There is a bidirectional relationship between NAFLD and T2DM. More specifically, diabetes promotes NAFLD progression and increases the risk of NASH, cirrhosis and HCC development. On the other hand, patients suffering from NAFLD show an increased risk of developing T2DM [22]. A review article by Alam S. et al., highlighted the importance of monitoring liver function in patients with T2DM by measuring hepatic enzymes levels. In this study which was conducted on 386 T2DM patients from North India the levels of ALT, total bilirubin and ALP in T2DM were significantly higher compared to healthy control. Interestingly, 62.53% of T2DM subjects showed abnormal hepatic enzymates activities, emphasizing the importance of prompt diagnosis and management of abnormal liver parameters in DM for prevention of liver-related morbidity and mortality in the diabetic population [23].

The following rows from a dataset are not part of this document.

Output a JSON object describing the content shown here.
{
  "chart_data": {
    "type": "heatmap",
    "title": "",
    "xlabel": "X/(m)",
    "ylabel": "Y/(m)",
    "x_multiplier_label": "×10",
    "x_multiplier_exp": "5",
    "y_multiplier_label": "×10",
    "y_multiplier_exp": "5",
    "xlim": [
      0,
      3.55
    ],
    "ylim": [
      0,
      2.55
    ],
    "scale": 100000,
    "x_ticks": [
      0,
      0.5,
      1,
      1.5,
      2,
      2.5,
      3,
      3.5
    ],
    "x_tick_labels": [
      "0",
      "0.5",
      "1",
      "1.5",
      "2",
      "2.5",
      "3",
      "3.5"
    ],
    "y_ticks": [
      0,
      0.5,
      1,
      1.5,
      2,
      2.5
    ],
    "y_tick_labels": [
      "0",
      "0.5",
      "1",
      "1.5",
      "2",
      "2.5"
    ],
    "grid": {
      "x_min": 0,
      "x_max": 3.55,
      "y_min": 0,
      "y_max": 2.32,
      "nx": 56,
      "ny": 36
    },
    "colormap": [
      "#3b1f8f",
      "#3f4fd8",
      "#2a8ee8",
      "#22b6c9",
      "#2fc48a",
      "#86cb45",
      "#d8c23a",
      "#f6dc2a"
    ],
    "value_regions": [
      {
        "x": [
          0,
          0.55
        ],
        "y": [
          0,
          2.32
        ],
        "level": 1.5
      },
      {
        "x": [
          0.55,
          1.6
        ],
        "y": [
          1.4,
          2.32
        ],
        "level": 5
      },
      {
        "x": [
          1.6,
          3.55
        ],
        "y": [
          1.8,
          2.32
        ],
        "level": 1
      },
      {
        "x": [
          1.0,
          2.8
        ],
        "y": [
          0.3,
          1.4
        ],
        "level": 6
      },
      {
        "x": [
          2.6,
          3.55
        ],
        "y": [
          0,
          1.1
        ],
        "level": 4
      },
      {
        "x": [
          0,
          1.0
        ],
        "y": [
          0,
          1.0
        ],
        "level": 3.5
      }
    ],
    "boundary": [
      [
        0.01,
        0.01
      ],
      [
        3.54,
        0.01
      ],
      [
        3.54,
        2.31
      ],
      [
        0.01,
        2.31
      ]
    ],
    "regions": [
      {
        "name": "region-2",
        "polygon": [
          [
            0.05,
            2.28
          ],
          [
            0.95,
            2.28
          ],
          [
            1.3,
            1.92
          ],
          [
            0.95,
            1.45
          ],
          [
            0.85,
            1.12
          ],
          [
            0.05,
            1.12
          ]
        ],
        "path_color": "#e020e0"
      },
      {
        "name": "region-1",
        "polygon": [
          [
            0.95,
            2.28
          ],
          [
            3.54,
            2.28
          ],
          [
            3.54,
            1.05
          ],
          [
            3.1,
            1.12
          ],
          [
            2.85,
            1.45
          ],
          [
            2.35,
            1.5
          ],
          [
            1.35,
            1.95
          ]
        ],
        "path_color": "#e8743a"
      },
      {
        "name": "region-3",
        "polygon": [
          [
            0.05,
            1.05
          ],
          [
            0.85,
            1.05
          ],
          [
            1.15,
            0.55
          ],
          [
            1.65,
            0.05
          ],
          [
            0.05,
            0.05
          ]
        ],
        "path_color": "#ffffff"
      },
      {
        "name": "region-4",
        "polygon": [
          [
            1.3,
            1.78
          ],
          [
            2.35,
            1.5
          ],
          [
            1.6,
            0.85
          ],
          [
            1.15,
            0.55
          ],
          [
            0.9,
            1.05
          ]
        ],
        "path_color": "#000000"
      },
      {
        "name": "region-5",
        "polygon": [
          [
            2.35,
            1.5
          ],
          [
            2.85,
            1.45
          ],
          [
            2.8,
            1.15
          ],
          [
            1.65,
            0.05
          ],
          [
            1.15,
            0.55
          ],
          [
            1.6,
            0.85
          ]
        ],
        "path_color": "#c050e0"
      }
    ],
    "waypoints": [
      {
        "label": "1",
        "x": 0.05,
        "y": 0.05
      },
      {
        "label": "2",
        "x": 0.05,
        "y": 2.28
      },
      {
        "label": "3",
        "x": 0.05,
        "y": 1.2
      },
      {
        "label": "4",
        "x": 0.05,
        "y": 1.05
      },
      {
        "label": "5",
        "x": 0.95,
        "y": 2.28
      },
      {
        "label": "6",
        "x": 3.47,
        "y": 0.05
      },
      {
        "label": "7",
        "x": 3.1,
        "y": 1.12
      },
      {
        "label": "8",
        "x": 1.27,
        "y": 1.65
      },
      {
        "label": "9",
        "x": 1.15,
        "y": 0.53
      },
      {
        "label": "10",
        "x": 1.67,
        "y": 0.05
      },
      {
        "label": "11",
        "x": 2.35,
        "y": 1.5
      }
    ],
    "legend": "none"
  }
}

Apart from the direct risk factors for the development of NAFLD such as obesity and T2DM, obstructive sleep apnoea (OSA) is a known independent risk factor. It has been shown that hypoxia observed during OSA regulates the expression of genes involved in triacylglycerol (TAG) and lipid metabolism in mouse through heterodimeric transcription factor known as hypoxia-inducible factors (HIFs). HIFs control many cellular processes such as energy metabolism and inflammation, both involved in the pathogenesis of NAFLD, through regulation of the expression of genes involved in the pathogenesis of NAFLD [24]. An article by Hazlehurst J.M. et al., shed light into the effect of acute model of intermittent hypoxia in human hepatoma cell lines, male Wistar rats and in healthy male volunteers. This study revealed that increased hepatic de novo lipogenesis (DNL) in humans and rodent models is associated with the exposure to intermittent hypoxia (AIH) in a HIF-dependent manner. Exposure of cells with AIH (1% O2, 24 h) had an effect on hepatic DNL but not on the β-oxidation indicated by increased expression of regulatory element-binding protein 1 (SREBP1), fatty acid synthase (FASN) with no effect on adipose tissue lipolysis factors [25]. As the exact mechanism underlying development of NAFLD in each individual is still unclear, this study revealed a possible role of HIFs on this processes and its potential for treatment of NAFLD in patients suffering from metabolic disorders related-OSA.

The main goal of this special Issue “NAFLD: from molecular basis to therapeutic advances‘’, of the ’Metabolism Open’’, was to gather and highlight selection of original basic, clinical and translational research articles investigating the epidemiology and risk factors, pathophysiological mechanisms and diagnostic techniques (biomarkers) of Nonalcoholic Fatty Liver Disease/Metabolic Associated Fatty Liver syndromes and examining potential novel molecular and cellular targets used for prevention and treatment of NAFLD. We hope that the contribution of the world experts in this field in this special issue has provided valuable resources to both clinicians and basic scientists.